I actually recently saw Peter Singer at a panel at school where he and other speakers discussed the morality of animal treatment, although it was most focused on the religious angle of the issue. But Singer made an important point that’s worth taking home: “I don’t live in a world that makes my existence dependent on the suffering and death of others.” There really is no solid, large-scale reason for the mistreatment of animals… other than the money we give to support it. The right answer to most problems in our society is be a wise, public citizen over being a mindless, private citizen.

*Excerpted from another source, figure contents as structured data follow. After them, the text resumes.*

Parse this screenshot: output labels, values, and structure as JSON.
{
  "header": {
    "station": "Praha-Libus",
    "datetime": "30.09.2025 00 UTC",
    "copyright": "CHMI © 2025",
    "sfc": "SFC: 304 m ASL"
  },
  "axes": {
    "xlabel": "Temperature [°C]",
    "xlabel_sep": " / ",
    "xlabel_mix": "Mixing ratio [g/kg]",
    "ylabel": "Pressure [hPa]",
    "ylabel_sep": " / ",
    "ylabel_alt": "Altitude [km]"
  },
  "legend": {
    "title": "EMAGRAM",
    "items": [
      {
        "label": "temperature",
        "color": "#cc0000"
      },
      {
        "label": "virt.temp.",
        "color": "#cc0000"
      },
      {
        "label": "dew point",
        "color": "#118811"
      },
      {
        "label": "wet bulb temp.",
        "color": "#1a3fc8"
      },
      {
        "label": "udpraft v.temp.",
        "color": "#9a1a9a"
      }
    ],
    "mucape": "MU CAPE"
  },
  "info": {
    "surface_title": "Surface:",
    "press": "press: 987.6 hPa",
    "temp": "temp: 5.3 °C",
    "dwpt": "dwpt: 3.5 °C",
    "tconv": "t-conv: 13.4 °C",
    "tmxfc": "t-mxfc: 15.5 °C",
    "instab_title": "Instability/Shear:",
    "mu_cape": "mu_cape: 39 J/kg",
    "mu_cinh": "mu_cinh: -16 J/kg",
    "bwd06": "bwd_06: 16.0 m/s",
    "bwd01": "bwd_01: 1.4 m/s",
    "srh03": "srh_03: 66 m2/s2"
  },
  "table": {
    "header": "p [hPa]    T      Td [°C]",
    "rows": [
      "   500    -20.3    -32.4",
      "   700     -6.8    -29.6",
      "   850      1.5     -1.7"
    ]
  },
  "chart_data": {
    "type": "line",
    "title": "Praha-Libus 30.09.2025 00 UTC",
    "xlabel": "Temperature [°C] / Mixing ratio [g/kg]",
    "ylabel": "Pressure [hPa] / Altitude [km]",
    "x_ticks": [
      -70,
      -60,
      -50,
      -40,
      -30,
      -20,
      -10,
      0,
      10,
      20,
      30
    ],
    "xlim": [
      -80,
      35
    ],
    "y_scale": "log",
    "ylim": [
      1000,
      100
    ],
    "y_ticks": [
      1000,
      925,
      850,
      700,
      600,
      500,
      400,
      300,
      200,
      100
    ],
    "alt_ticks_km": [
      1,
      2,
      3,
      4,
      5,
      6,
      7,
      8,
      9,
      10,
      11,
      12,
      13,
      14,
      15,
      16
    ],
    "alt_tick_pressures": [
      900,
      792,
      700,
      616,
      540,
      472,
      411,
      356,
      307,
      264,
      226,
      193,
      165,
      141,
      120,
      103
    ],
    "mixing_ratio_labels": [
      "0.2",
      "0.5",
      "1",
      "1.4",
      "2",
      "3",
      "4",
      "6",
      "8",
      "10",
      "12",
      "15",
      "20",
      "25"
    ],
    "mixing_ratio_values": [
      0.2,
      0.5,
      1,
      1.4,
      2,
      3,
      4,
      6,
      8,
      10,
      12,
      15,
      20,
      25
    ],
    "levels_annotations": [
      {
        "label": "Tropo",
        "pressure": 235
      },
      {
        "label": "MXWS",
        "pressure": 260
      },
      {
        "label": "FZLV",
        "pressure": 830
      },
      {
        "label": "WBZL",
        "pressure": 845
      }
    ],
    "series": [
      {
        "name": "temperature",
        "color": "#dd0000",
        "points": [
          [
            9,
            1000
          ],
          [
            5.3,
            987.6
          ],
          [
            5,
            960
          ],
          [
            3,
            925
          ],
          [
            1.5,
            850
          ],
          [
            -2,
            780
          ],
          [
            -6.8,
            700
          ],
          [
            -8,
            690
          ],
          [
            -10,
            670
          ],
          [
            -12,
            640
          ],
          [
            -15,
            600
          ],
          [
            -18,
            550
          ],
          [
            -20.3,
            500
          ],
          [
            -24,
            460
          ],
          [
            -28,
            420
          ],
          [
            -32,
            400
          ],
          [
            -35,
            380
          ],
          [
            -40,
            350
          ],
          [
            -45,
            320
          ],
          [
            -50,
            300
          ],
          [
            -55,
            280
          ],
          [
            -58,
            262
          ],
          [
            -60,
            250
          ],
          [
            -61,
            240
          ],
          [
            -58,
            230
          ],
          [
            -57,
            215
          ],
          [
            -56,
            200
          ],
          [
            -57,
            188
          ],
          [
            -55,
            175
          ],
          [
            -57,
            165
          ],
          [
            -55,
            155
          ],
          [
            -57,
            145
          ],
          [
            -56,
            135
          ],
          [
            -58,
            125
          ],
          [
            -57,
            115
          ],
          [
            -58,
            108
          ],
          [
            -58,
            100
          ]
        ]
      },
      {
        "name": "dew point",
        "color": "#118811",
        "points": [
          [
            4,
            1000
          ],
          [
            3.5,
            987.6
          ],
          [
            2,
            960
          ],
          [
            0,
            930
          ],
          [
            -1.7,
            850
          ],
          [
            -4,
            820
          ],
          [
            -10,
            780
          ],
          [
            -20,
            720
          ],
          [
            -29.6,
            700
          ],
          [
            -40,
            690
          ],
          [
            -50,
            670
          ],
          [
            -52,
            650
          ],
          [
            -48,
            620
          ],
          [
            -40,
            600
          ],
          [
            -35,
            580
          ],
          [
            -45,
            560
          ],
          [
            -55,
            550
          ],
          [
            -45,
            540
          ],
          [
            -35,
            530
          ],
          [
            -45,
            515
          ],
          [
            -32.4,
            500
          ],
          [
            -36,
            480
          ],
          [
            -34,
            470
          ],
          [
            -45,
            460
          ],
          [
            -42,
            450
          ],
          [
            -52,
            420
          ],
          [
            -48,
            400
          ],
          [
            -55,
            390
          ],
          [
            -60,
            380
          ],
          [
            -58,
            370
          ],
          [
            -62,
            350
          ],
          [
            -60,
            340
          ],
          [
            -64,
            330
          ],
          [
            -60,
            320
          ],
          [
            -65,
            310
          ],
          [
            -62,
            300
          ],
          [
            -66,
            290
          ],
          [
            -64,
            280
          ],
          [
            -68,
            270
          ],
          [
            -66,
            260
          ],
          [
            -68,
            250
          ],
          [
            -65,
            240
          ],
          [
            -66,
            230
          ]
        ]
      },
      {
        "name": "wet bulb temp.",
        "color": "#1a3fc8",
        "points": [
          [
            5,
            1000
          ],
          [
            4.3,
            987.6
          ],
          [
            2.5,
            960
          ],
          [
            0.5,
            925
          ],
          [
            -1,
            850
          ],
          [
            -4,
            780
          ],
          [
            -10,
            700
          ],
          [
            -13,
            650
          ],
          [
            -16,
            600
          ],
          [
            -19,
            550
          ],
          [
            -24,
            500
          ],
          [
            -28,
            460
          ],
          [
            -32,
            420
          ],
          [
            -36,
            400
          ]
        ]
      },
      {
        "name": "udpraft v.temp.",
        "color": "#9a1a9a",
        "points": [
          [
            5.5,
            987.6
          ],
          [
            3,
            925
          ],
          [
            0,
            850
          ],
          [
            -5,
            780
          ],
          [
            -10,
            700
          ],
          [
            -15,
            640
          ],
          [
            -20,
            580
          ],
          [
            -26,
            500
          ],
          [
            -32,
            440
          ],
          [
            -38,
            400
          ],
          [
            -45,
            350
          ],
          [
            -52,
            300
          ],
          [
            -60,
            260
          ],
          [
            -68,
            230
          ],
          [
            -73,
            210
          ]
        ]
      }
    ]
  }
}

In Tom Regan’s The Case for Animal Rights, the animal rights movement has three main goals: 1) total abolition of the use of animals in science, 2) total dissolution of commercial animal agriculture, and 3) total elimination of commercial and sport hunting and trapping. It argues that the whole system is wrong, and that we can’t change unjust institutions by “tidying them up.” Like Singer, he argues that the fundamental wrong is the system that allows us to view animals as resources, that they exist to serve us. The Kantian cruelty-kindness view states under deontological grounds that we have a direct duty to be kind and not to be cruel to animals, and this is where we get organizations like PETA. Under the similar utilitarian premises as Singer states, the fact that animals are sentient beings capable of pleasure and pain puts them on the same grounds for treatment as us. You would come off as scum of the earth if you denied someone fair treatment based on the color of his or her skin, so why not the same for another fellow sentient being, who happens to be of a different species? The rights view says that to treat another in ways that disrespect the other’s inherent value is to act immorally, to violate the individual’s rights. This is what the movement is calling for, an extension of the moral community (which we’ve only recently granted to women and minorities legally) to our friends with tails and feathers.